Layer 1: The Data Foundation. Austin fed Claude comprehensive context about Anthropic's brand — tone of voice guidelines, product messaging, existing high-performing ad copy, campaign performance data. This isn't a paragraph of instructions. It's a structured knowledge base that every other component references.

Layer 2: Specialized Agent Skills. Each marketing function gets its own skill definition. One skill handles brand voice compliance. Another handles Google Ads RSA best practices (character limits, headline diversity rules, description formatting). Another handles product accuracy — making sure Claude never hallucinates features or misrepresents capabilities. These skills act as guardrails and knowledge modules simultaneously.

Layer 3: The Orchestrator. The /rsa slash command isn't doing the work itself. It's routing inputs to the right skills, assembling outputs from multiple specialized processes, and formatting everything into upload-ready deliverables. It's a conductor, not a soloist.

The result? A workflow that exports fifteen headlines and four descriptions per ad group into a CSV file ready for direct upload to Google Ads — after human review, which Austin emphasizes is non-negotiable. He also built a Figma plugin that generates up to 100 ad creative variations with a single click by identifying frames within templates and swapping headlines and descriptions programmatically.

What struck me wasn't the efficiency gain — though cutting thirty minutes to thirty seconds is a 98% reduction that compounds fast across hundreds of ad groups. What struck me was the architecture pattern.
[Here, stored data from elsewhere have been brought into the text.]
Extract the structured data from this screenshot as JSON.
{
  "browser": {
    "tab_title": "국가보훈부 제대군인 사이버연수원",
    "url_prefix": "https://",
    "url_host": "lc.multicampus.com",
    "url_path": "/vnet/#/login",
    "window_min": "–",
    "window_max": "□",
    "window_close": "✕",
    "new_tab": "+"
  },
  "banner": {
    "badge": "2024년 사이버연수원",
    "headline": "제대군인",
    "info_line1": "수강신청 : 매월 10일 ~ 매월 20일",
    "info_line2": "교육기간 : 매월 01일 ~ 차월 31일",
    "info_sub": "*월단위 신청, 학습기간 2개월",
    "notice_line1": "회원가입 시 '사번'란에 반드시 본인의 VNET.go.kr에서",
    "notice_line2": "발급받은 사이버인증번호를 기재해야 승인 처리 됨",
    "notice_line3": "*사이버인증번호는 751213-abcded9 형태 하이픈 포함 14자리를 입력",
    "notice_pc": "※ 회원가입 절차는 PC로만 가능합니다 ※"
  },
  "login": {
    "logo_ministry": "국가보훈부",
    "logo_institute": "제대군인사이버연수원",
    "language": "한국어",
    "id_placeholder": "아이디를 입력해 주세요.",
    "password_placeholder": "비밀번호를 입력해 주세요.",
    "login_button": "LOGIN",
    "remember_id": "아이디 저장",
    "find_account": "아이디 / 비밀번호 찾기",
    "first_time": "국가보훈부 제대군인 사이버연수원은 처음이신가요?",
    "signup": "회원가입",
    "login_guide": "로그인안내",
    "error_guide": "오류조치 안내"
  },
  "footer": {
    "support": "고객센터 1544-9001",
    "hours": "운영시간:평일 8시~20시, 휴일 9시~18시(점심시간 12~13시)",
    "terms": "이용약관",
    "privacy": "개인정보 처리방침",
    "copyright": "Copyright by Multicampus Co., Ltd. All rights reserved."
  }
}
Specialized sub-agents coordinated by an orchestrator, triggered by a single command, producing multi-format output. That pattern isn't specific to Google Ads. It's a general-purpose content production system.

And I wanted one for myself.

Why I Decided to Rebuild This for Personal Brand Content

I've been building AI marketing systems in Claude Code for a while now. My five-agent setup handles research, social content, email, design direction, and data analysis. It works. But watching Austin's approach exposed a gap in my own workflow.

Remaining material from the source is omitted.